Com grande dificuldade, vieram de ré com
o carro de molas, até uma pequena clareira, ao lado da estrada, onde foi
possível fazer a volta. Retornaram alguns metros, quando encontraram um caboclo
que vinha do moinho, trazendo uma mula com dois sacos de farinha de trigo. À
pergunta de João Custódio sobre a existência de um caminho alternativo para a
fazenda Santa Bárbara, ele respondeu com convicção:
– Tem, sim.
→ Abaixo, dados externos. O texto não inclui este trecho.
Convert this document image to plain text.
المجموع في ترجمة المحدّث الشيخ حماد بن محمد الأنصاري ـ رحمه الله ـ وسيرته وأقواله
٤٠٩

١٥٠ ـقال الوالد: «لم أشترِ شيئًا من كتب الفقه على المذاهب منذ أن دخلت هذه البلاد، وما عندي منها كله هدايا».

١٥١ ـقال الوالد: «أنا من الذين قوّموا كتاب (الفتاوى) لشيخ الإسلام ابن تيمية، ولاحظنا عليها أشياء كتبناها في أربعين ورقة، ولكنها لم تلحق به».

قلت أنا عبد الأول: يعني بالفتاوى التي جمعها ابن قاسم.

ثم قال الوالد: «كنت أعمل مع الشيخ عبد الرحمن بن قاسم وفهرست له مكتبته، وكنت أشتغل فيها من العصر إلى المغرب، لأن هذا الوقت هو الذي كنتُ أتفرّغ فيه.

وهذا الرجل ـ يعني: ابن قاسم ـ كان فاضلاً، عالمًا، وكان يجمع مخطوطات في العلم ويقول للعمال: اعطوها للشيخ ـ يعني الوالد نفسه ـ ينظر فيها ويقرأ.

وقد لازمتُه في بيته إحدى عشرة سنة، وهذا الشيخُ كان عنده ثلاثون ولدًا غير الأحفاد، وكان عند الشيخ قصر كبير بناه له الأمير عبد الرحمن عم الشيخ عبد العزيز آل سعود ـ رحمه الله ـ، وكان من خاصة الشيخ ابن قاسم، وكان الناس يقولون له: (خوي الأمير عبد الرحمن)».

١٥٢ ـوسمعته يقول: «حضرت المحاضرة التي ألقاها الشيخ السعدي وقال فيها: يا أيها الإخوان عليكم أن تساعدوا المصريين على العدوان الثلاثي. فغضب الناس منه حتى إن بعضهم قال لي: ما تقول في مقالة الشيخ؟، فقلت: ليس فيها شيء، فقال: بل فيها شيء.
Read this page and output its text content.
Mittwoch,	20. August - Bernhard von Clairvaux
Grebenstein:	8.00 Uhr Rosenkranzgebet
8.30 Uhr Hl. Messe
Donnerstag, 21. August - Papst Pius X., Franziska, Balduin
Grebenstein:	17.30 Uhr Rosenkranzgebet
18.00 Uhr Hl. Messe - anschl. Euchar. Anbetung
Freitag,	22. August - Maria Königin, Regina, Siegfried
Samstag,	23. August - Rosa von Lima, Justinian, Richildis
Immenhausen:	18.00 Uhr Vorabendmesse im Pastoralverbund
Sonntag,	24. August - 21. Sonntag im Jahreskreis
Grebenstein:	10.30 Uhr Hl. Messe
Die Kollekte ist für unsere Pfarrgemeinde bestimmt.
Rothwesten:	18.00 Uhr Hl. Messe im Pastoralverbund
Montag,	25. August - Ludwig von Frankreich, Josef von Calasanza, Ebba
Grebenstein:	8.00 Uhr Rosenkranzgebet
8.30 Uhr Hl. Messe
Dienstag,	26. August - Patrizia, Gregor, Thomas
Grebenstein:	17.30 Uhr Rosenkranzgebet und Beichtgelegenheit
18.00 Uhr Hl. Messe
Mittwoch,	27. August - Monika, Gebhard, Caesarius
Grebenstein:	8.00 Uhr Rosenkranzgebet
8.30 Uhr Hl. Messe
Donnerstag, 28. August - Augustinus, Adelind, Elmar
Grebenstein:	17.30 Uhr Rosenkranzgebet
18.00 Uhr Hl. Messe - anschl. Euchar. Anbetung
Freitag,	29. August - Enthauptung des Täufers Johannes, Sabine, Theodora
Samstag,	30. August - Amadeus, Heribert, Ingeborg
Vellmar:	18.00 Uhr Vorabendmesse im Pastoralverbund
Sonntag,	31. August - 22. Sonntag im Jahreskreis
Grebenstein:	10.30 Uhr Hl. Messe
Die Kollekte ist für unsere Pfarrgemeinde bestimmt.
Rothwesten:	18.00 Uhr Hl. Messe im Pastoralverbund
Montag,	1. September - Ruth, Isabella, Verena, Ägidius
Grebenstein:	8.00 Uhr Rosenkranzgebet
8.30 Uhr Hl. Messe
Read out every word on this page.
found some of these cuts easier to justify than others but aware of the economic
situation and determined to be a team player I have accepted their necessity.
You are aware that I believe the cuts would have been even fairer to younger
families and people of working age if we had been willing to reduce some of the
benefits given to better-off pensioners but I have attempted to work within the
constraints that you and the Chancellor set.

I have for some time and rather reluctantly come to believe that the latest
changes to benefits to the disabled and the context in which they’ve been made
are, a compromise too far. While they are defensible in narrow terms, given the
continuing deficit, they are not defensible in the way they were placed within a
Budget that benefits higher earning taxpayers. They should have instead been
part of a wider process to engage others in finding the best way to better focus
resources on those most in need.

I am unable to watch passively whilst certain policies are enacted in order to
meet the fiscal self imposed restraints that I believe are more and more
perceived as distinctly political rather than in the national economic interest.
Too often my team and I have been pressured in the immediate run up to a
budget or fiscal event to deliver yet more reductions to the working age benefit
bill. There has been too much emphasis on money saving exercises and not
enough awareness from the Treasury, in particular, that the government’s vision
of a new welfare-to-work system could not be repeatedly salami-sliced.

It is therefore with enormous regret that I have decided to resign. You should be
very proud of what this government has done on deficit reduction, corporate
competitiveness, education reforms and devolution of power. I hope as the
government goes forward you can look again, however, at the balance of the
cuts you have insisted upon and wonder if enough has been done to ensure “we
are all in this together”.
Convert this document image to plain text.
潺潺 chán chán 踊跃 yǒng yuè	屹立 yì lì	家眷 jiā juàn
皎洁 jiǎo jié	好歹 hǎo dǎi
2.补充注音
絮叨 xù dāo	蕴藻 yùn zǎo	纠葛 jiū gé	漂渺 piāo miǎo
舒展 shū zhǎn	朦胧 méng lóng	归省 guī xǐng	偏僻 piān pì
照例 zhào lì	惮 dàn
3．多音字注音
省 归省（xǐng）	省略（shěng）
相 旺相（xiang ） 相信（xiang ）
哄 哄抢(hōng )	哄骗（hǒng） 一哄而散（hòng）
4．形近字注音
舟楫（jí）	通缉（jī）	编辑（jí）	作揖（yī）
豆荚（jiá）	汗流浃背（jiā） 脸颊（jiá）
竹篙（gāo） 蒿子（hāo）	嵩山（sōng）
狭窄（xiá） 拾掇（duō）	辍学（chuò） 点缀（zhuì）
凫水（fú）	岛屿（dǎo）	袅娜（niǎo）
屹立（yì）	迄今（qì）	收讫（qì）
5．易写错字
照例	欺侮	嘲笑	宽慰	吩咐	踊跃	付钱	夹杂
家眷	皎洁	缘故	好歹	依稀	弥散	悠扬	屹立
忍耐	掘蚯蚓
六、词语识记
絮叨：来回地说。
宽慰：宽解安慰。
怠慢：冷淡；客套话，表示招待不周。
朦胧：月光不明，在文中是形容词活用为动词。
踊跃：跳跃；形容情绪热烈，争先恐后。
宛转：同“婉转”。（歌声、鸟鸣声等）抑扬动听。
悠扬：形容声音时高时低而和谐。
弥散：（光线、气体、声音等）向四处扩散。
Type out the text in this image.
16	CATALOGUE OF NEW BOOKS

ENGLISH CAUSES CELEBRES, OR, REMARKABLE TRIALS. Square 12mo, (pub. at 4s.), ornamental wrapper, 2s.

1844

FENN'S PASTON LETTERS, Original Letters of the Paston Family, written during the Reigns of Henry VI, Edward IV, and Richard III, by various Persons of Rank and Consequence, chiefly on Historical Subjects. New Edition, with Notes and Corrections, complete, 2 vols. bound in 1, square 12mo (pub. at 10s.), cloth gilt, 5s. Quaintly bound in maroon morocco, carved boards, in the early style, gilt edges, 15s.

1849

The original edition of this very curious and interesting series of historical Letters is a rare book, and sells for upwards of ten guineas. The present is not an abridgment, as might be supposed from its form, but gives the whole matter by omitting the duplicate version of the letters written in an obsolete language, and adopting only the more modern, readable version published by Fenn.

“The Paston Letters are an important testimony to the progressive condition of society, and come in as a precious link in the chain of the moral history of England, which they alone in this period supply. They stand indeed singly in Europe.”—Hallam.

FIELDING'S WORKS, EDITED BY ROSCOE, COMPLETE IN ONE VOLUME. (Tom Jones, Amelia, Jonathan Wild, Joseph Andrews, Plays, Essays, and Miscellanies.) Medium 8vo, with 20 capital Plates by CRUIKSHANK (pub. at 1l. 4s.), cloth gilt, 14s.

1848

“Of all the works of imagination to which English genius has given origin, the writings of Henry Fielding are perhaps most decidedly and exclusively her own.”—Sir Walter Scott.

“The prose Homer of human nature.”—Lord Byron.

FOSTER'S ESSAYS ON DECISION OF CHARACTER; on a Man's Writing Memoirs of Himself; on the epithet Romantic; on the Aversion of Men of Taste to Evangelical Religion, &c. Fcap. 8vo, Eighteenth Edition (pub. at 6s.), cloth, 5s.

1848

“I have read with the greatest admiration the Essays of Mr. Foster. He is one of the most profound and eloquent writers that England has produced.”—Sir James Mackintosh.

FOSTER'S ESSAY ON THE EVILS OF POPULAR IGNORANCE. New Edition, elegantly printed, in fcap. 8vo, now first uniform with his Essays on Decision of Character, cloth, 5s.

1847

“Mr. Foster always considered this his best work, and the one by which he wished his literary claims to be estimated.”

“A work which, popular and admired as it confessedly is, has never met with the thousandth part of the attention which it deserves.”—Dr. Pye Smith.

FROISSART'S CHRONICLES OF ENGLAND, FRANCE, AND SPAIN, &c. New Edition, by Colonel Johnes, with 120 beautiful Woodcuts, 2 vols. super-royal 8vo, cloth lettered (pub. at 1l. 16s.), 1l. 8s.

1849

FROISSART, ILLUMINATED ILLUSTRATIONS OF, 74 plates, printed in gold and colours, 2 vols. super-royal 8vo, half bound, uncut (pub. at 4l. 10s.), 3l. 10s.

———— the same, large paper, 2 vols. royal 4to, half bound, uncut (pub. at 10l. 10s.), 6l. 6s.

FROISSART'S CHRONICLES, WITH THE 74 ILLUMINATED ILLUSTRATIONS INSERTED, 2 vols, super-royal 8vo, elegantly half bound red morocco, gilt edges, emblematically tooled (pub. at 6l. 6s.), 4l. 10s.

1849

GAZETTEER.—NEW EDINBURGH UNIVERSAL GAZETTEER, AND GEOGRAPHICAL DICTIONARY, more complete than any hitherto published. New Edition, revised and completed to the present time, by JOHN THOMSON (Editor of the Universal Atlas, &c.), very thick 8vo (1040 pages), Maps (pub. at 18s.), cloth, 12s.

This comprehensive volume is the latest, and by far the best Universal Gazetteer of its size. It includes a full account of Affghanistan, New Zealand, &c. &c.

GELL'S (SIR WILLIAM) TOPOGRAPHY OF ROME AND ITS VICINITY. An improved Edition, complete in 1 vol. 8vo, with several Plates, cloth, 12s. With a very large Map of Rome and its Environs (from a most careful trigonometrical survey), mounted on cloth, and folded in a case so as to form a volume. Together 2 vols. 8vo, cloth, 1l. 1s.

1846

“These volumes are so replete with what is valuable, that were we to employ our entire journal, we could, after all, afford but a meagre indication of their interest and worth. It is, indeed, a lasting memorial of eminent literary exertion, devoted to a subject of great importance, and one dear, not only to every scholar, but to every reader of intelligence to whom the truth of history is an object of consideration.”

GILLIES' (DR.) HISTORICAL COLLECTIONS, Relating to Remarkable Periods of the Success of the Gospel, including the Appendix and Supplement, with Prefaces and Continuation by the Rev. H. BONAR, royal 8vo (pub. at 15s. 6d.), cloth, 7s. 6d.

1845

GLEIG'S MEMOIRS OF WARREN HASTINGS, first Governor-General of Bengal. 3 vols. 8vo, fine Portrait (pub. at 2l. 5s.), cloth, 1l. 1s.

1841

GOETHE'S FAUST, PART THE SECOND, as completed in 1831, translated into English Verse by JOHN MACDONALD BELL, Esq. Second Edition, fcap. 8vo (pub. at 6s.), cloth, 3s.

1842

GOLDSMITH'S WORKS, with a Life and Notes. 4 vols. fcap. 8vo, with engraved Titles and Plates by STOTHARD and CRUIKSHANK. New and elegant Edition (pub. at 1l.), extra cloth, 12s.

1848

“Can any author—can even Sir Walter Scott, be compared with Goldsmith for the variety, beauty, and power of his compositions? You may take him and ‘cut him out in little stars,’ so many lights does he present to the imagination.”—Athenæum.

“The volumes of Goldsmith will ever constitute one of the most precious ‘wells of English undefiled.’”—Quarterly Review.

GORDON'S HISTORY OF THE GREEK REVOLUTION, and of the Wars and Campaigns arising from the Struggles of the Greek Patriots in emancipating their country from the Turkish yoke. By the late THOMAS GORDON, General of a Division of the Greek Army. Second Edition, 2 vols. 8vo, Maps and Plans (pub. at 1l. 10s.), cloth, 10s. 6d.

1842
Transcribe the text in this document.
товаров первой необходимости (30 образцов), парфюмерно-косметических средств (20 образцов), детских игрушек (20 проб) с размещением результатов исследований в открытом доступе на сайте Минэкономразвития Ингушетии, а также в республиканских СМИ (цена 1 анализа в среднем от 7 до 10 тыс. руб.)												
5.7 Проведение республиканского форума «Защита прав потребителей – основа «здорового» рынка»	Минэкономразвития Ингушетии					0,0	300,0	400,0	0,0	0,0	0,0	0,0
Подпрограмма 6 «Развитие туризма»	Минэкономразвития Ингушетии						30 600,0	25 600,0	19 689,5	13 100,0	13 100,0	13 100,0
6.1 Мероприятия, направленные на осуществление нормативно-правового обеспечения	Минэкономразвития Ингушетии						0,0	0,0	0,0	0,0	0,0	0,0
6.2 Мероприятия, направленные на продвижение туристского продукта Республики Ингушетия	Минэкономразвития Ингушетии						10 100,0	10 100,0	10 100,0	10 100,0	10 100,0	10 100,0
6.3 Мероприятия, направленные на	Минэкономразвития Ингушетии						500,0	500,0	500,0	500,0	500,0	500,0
O moço leva o carro até à
primeira encruzilhada aí adiante, quebra pra esquerda, segue até o moinho,
depois passa pela
venda do seu Pedro Babi e encontra uma estradinha que vai por entre uns
pinheiros muito altos, anda por ela, segue até passar por um oratório de São João Maria,
anda mais um pouco e cai de novo na estrada da fazenda.
– Quanto tempo leva até lá?
– Tem uns par de léguas até lá, mas o
tempo vai depender aí dos cavalos, que já estão meio cansados.
De acordo com os conselhos do caboclo,
João Custódio seguiu a trilha indicada, enquanto os frades e o médico
conversavam animadamente.
– Quem é São João Maria de que nos falou
o amigo, ainda há pouco? – perguntou Frei Gaspar.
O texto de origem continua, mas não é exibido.